To illustrate the thorniness, Googins gave the hypothetical example of people demonstrating in public or otherwise exercising their First Amendment right to free speech, and a South Portland police officer is assigned to the area.
Would that interaction be recorded?
“Possibly,” Googins said. “We want people to freely exercise their rights, but there may come a point, in let’s say it’s a demonstration, that the cameras should be on. There is enough latitude there to both respect folks’ rights, and document things that need to be documented.”
Googins declined to identify what factors or considerations would lead an officer to turn on the camera, or how the department balanced the free expression of rights with the department’s interests in public safety and policing.
In another example, Googins described another common situation for police: when an officer is standing in someone’s living room.
“People can ask us if we are in their home not to record them,” he said.
But will officers actually turn the camera off after someone asks?
“That’s the nuances of it,” he said. “Are we making an arrest, or are we taking a report from somebody?”
He declined to go into details about that policy position, too.
South Portland follows a handful of other police departments in the state that also use the technology, said Robert Schwartz, director of the Maine Chiefs of Police Association.
Police in Fairfield, Gardner and Wilton already have adopted cameras, Schwartz said. Some of those departments moved toward body cameras after a citizen filed complaints of excessive use of force.
That was the case in Winslow, when a 2012 noise complaint ballooned into a court case that was not resolved until March 2016, when the officer was cleared of any wrongdoing.
Schwartz said that issues surrounding privacy, access to video as a public record, and other issues central to the cameras are still in flux.
“You have the other situation is, how is the camera going to work, is it going to be the officer’s judgment if and when they turn it on?” said Schwartz, who retired from the South Portland Police Department in 1994, just as dashboard-mounted cameras were becoming common.
Police also will have to deal with the issue of whether footage gathered from body-worn cameras is a public record, and if so, how police should reproduce or redact parts that are exempt from public examination under the law.

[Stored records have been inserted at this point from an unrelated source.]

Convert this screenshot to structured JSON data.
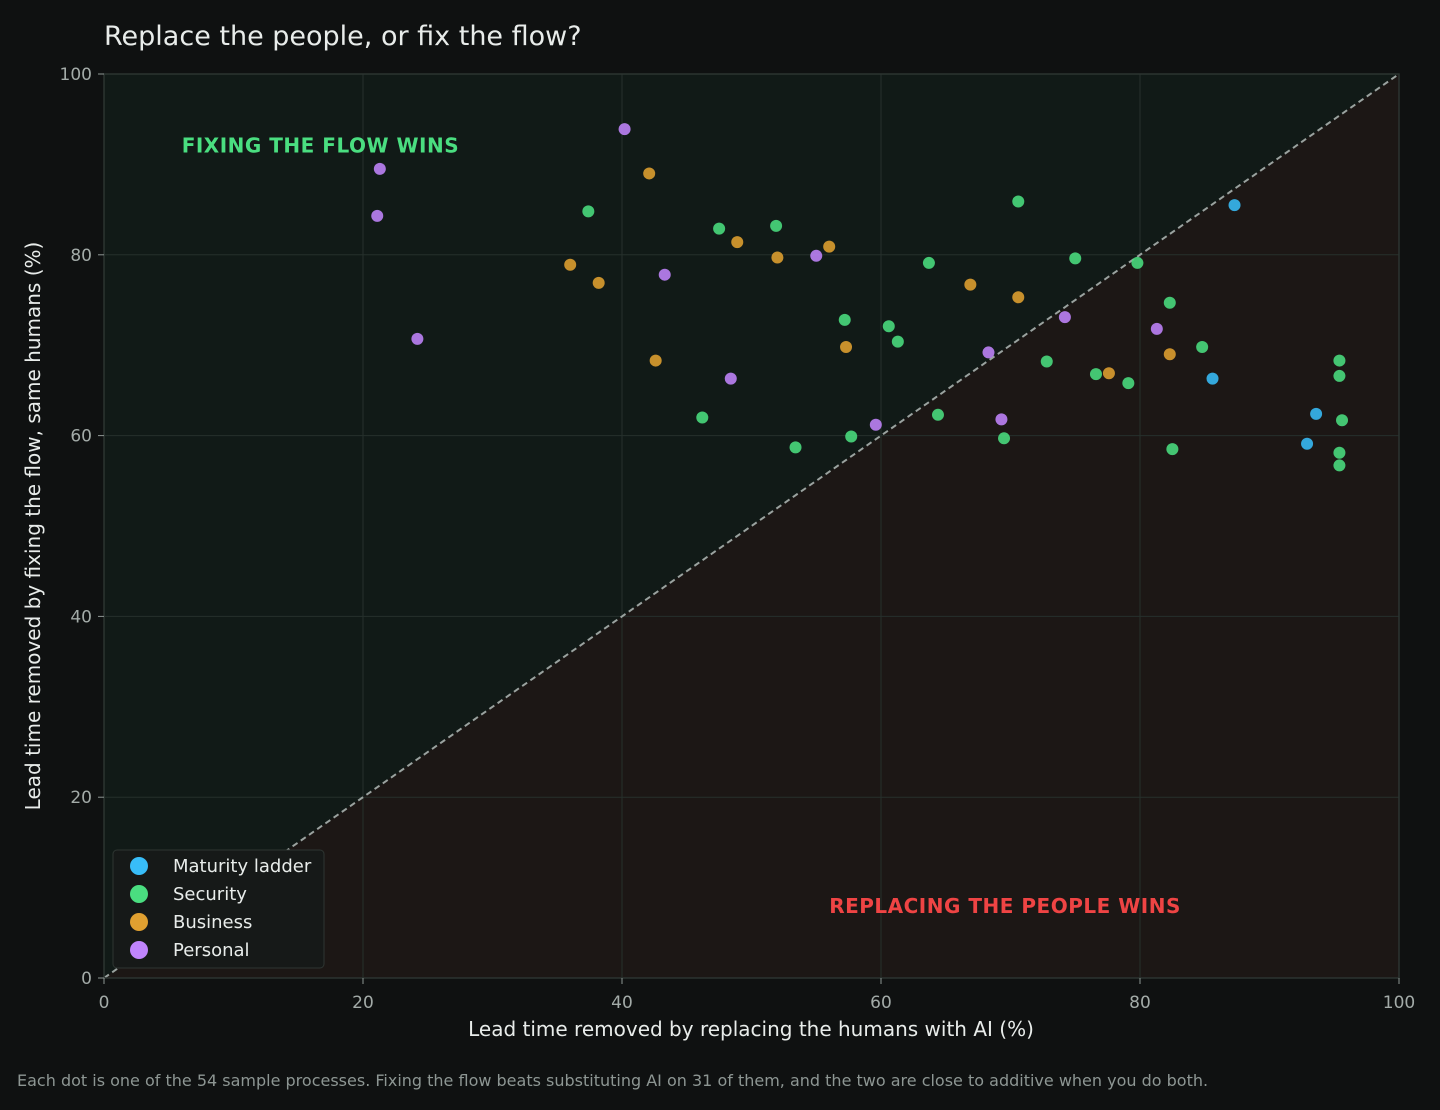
{
  "chart_data": {
    "type": "scatter",
    "title": "Replace the people, or fix the flow?",
    "xlabel": "Lead time removed by replacing the humans with AI  (%)",
    "ylabel": "Lead time removed by fixing the flow, same humans  (%)",
    "xlim": [
      0,
      100
    ],
    "ylim": [
      0,
      100
    ],
    "xticks": [
      "0",
      "20",
      "40",
      "60",
      "80",
      "100"
    ],
    "yticks": [
      "0",
      "20",
      "40",
      "60",
      "80",
      "100"
    ],
    "grid": true,
    "reference_line": "y = x",
    "legend_position": "bottom-left",
    "regions": {
      "upper_left": {
        "label": "FIXING THE FLOW WINS",
        "color": "#4ade80"
      },
      "lower_right": {
        "label": "REPLACING THE PEOPLE WINS",
        "color": "#ef4444"
      }
    },
    "series": [
      {
        "name": "Maturity ladder",
        "color": "#38bdf8",
        "points": [
          [
            87.3,
            85.5
          ],
          [
            85.6,
            66.3
          ],
          [
            93.6,
            62.4
          ],
          [
            92.9,
            59.1
          ]
        ]
      },
      {
        "name": "Security",
        "color": "#4ade80",
        "points": [
          [
            37.4,
            84.8
          ],
          [
            47.5,
            82.9
          ],
          [
            51.9,
            83.2
          ],
          [
            70.6,
            85.9
          ],
          [
            75.0,
            79.6
          ],
          [
            79.8,
            79.1
          ],
          [
            63.7,
            79.1
          ],
          [
            57.2,
            72.8
          ],
          [
            60.6,
            72.1
          ],
          [
            61.3,
            70.4
          ],
          [
            82.3,
            74.7
          ],
          [
            84.8,
            69.8
          ],
          [
            72.8,
            68.2
          ],
          [
            76.6,
            66.8
          ],
          [
            79.1,
            65.8
          ],
          [
            64.4,
            62.3
          ],
          [
            46.2,
            62.0
          ],
          [
            53.4,
            58.7
          ],
          [
            57.7,
            59.9
          ],
          [
            69.5,
            59.7
          ],
          [
            82.5,
            58.5
          ],
          [
            95.4,
            68.3
          ],
          [
            95.4,
            66.6
          ],
          [
            95.6,
            61.7
          ],
          [
            95.4,
            58.1
          ],
          [
            95.4,
            56.7
          ]
        ]
      },
      {
        "name": "Business",
        "color": "#e0a030",
        "points": [
          [
            42.1,
            89.0
          ],
          [
            48.9,
            81.4
          ],
          [
            56.0,
            80.9
          ],
          [
            52.0,
            79.7
          ],
          [
            36.0,
            78.9
          ],
          [
            38.2,
            76.9
          ],
          [
            66.9,
            76.7
          ],
          [
            70.6,
            75.3
          ],
          [
            57.3,
            69.8
          ],
          [
            42.6,
            68.3
          ],
          [
            77.6,
            66.9
          ],
          [
            82.3,
            69.0
          ]
        ]
      },
      {
        "name": "Personal",
        "color": "#c084fc",
        "points": [
          [
            40.2,
            93.9
          ],
          [
            21.3,
            89.5
          ],
          [
            21.1,
            84.3
          ],
          [
            43.3,
            77.8
          ],
          [
            55.0,
            79.9
          ],
          [
            24.2,
            70.7
          ],
          [
            48.4,
            66.3
          ],
          [
            59.6,
            61.2
          ],
          [
            68.3,
            69.2
          ],
          [
            74.2,
            73.1
          ],
          [
            81.3,
            71.8
          ],
          [
            69.3,
            61.8
          ]
        ]
      }
    ]
  },
  "footnote": "Each dot is one of the 54 sample processes. Fixing the flow beats substituting AI on 31 of them, and the two are close to additive when you do both."
}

“Someone’s going to have to transcribe that and reproduce it,” Schwartz said.
Googins said that after a few initial kinks are worked out, the small devices will replace the chest-mounted microphone that used to transmit audio to the dashboard camera. Now, the camera will gather its own video, as well as audio for both sets of cameras, he said.
The equipment and infrastructure to run it has cost South Portland roughly $70,000, according to a capital improvement plan approved by the council. Most of it, about $50,000, is city money, with the remainder supplied by a federal grant.
About $24,000 of the total alone paid for upgrading the data storage systems required to keep the footage archived and easily retrievable, Googins said.
When the department was developing its policy for the use of the cameras, Googins said he looked at model policies from the American Civil Liberties Union, as well as state and local police chiefs associations. The goal, he said, is to balance the needs of law enforcement to collect information and protect its officers, with the desire to maintain the privacy of police and the public.
“What we’re trying to do is institute a program that works for everybody,” Googins said. “It really revolves around when should the cameras be on, and when can they be off? That’s what it all boils down to.”
The public forum, at 7 p.m. on Jan. 18 at the Police station on Anthoine Street, will give people a chance to probe how and when the cameras will be used, what their limitations are, and what people should expect during interactions with police.
Googins said his department plans to retain the recordings for six months – which also is the limit of time for filing a lawsuit against an officer, he said.